My more powerful, involuntary sorts of memories almost always relate to the people in the inner circle of my Dunbar number. A smell that reminds me of my mother’s cachet. Or a bouncing ball that summons a memory of my seven year old son giggling while chasing a runaway orange-colored ping-pong ball. Or a song (the Stones’ “100 years Ago”) that reminds me of a day decades past in the countryside with my brother.
I offer no grand conclusion other than to underscore the cliché we all frequently hear about investing the preponderance of your emotional capital in your friends and family. It’s one of those clichés that is absolutely true. Leaving some room, of course, for heroes, real or otherwise, as well as the occasional fictional villain. Spending emotional capital on real villains is depressing and enervating and a waste. Unless you can do something about them. Like vote them out of office.
If you care to, share any fictional characters to whom you feel close.
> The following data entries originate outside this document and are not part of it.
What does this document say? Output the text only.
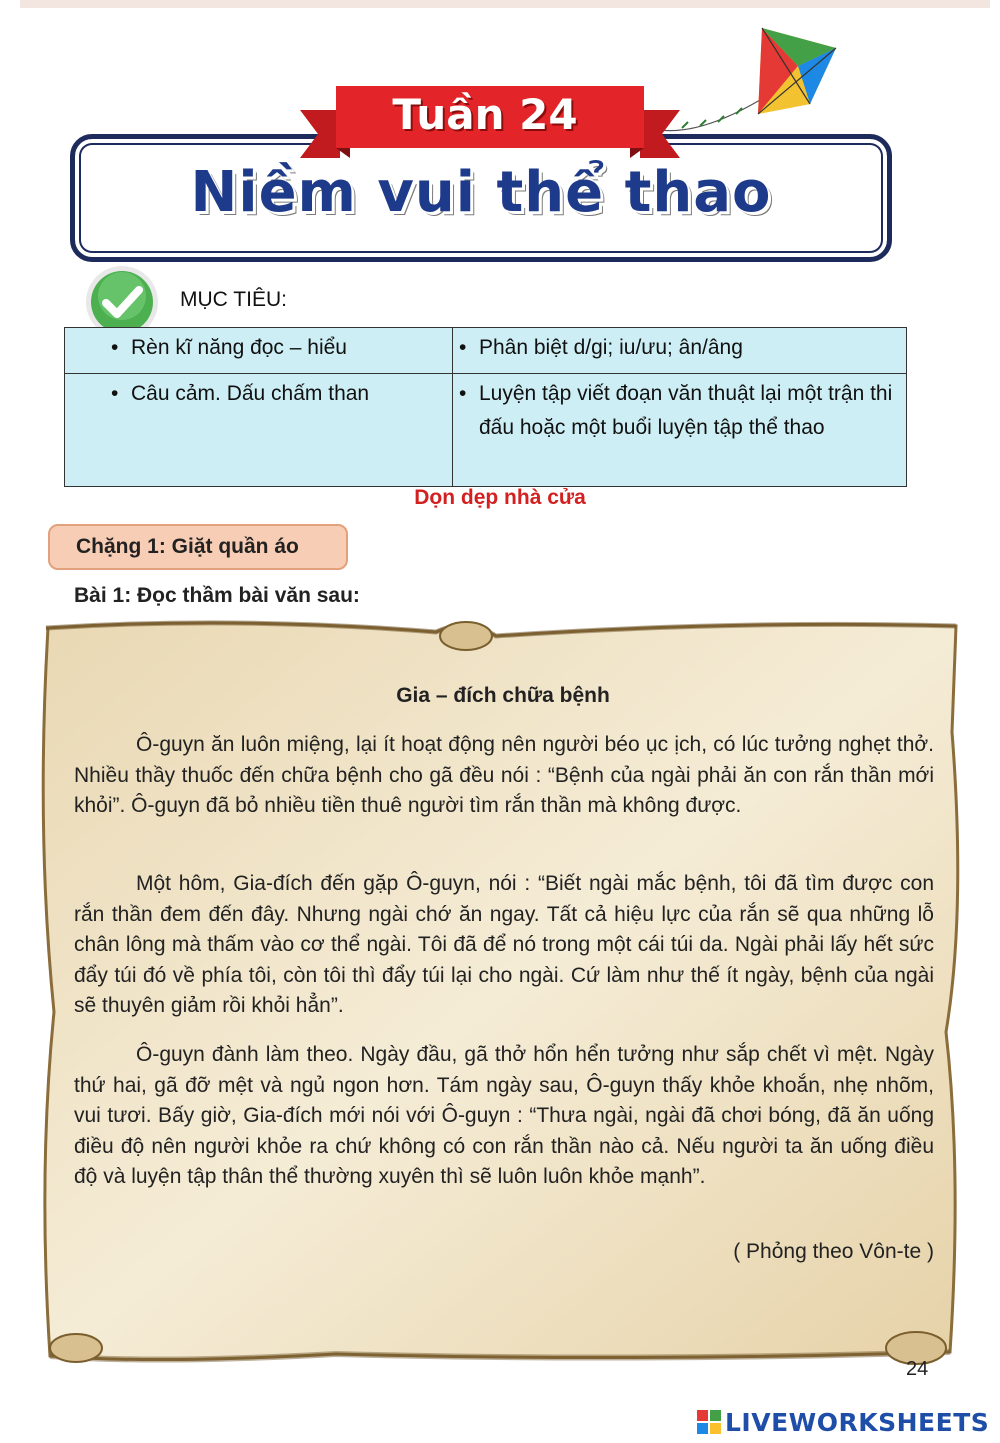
Tuần 24
Niềm vui thể thao
MỤC TIÊU:
• Rèn kĩ năng đọc – hiểu	• Phân biệt d/gi; iu/ưu; ân/âng
• Câu cảm. Dấu chấm than	• Luyện tập viết đoạn văn thuật lại một trận thi đấu hoặc một buổi luyện tập thể thao
Dọn dẹp nhà cửa
Chặng 1: Giặt quần áo
Bài 1: Đọc thầm bài văn sau:
Gia – đích chữa bệnh

Ô-guyn ăn luôn miệng, lại ít hoạt động nên người béo ục ịch, có lúc tưởng nghẹt thở. Nhiều thầy thuốc đến chữa bệnh cho gã đều nói : “Bệnh của ngài phải ăn con rắn thần mới khỏi”. Ô-guyn đã bỏ nhiều tiền thuê người tìm rắn thần mà không được.

Một hôm, Gia-đích đến gặp Ô-guyn, nói : “Biết ngài mắc bệnh, tôi đã tìm được con rắn thần đem đến đây. Nhưng ngài chớ ăn ngay. Tất cả hiệu lực của rắn sẽ qua những lỗ chân lông mà thấm vào cơ thể ngài. Tôi đã để nó trong một cái túi da. Ngài phải lấy hết sức đẩy túi đó về phía tôi, còn tôi thì đẩy túi lại cho ngài. Cứ làm như thế ít ngày, bệnh của ngài sẽ thuyên giảm rồi khỏi hẳn”.

Ô-guyn đành làm theo. Ngày đầu, gã thở hổn hển tưởng như sắp chết vì mệt. Ngày thứ hai, gã đỡ mệt và ngủ ngon hơn. Tám ngày sau, Ô-guyn thấy khỏe khoắn, nhẹ nhõm, vui tươi. Bấy giờ, Gia-đích mới nói với Ô-guyn : “Thưa ngài, ngài đã chơi bóng, đã ăn uống điều độ nên người khỏe ra chứ không có con rắn thần nào cả. Nếu người ta ăn uống điều độ và luyện tập thân thể thường xuyên thì sẽ luôn luôn khỏe mạnh”.

( Phỏng theo Vôn-te )
24
LIVEWORKSHEETS
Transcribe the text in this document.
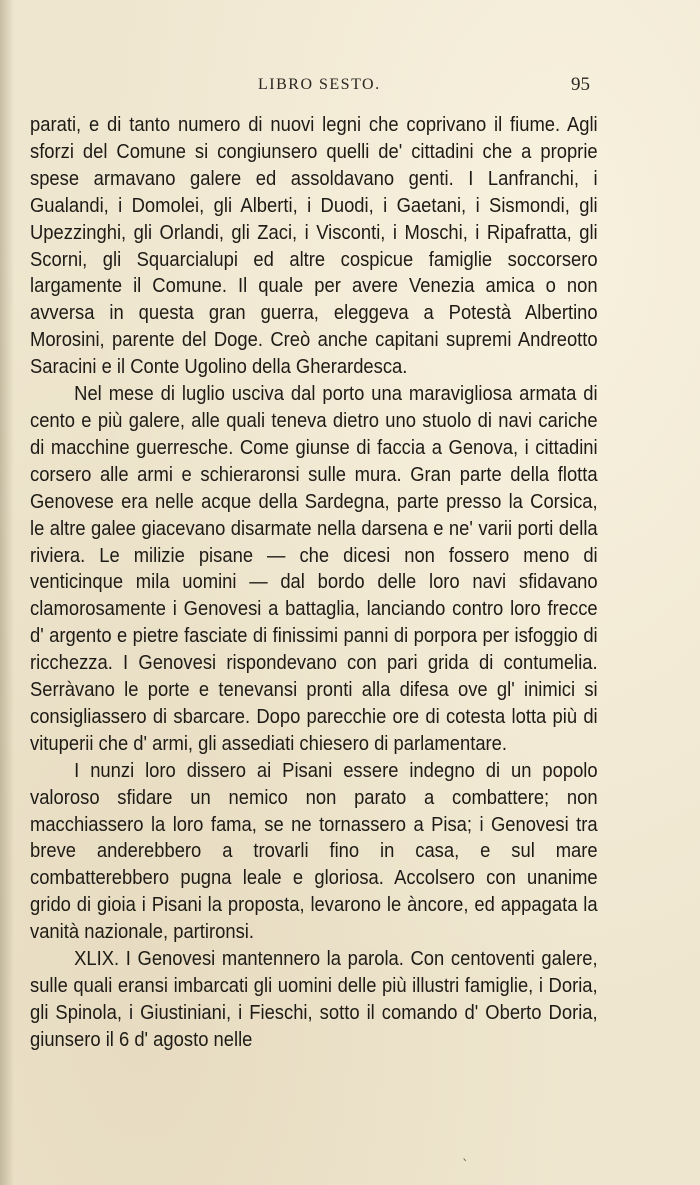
LIBRO SESTO.	95

parati, e di tanto numero di nuovi legni che coprivano il fiume. Agli sforzi del Comune si congiunsero quelli de' cittadini che a proprie spese armavano galere ed assoldavano genti. I Lanfranchi, i Gualandi, i Domolei, gli Alberti, i Duodi, i Gaetani, i Sismondi, gli Upezzinghi, gli Orlandi, gli Zaci, i Visconti, i Moschi, i Ripafratta, gli Scorni, gli Squarcialupi ed altre cospicue famiglie soccorsero largamente il Comune. Il quale per avere Venezia amica o non avversa in questa gran guerra, eleggeva a Potestà Albertino Morosini, parente del Doge. Creò anche capitani supremi Andreotto Saracini e il Conte Ugolino della Gherardesca.

Nel mese di luglio usciva dal porto una maravigliosa armata di cento e più galere, alle quali teneva dietro uno stuolo di navi cariche di macchine guerresche. Come giunse di faccia a Genova, i cittadini corsero alle armi e schieraronsi sulle mura. Gran parte della flotta Genovese era nelle acque della Sardegna, parte presso la Corsica, le altre galee giacevano disarmate nella darsena e ne' varii porti della riviera. Le milizie pisane — che dicesi non fossero meno di venticinque mila uomini — dal bordo delle loro navi sfidavano clamorosamente i Genovesi a battaglia, lanciando contro loro frecce d' argento e pietre fasciate di finissimi panni di porpora per isfoggio di ricchezza. I Genovesi rispondevano con pari grida di contumelia. Serràvano le porte e tenevansi pronti alla difesa ove gl' inimici si consigliassero di sbarcare. Dopo parecchie ore di cotesta lotta più di vituperii che d' armi, gli assediati chiesero di parlamentare.

I nunzi loro dissero ai Pisani essere indegno di un popolo valoroso sfidare un nemico non parato a combattere; non macchiassero la loro fama, se ne tornassero a Pisa; i Genovesi tra breve anderebbero a trovarli fino in casa, e sul mare combatterebbero pugna leale e gloriosa. Accolsero con unanime grido di gioia i Pisani la proposta, levarono le àncore, ed appagata la vanità nazionale, partironsi.

XLIX. I Genovesi mantennero la parola. Con centoventi galere, sulle quali eransi imbarcati gli uomini delle più illustri famiglie, i Doria, gli Spinola, i Giustiniani, i Fieschi, sotto il comando d' Oberto Doria, giunsero il 6 d' agosto nelle

ˎ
Or is that just a weird affectation of my own?
In your typical conversations and arguments revolving around "why this instead of this?" and the copout/rejoinder "why not both," these ideas about humans' natural limits to caring about things are often left out of the conversation in favor of specifics about the equal or relative importance of things.
My theory is that this idea, which many people intuitively understand - the idea that there's a limit to how many things you can pay attention to - got buried because people are in denial about how the internet just won't and can't live up to its "potential."
The infinite amount of things to learn and people to care about on the internet translates to a diluting. The internet's great but if you want to actually learn or care about anything in the long term, you paradoxically have to limit your time doing attention-span-shattering things on the internet. This means less money for an economy largely built on coercing people into spending more time on the internet than they might otherwise.
People don't want to confront this contradiction so they don't.
I hope you know Nick Jenkins (Anthony Powell). New book compares the two: Patrick Alexander ‘A Dance to Lost Time’.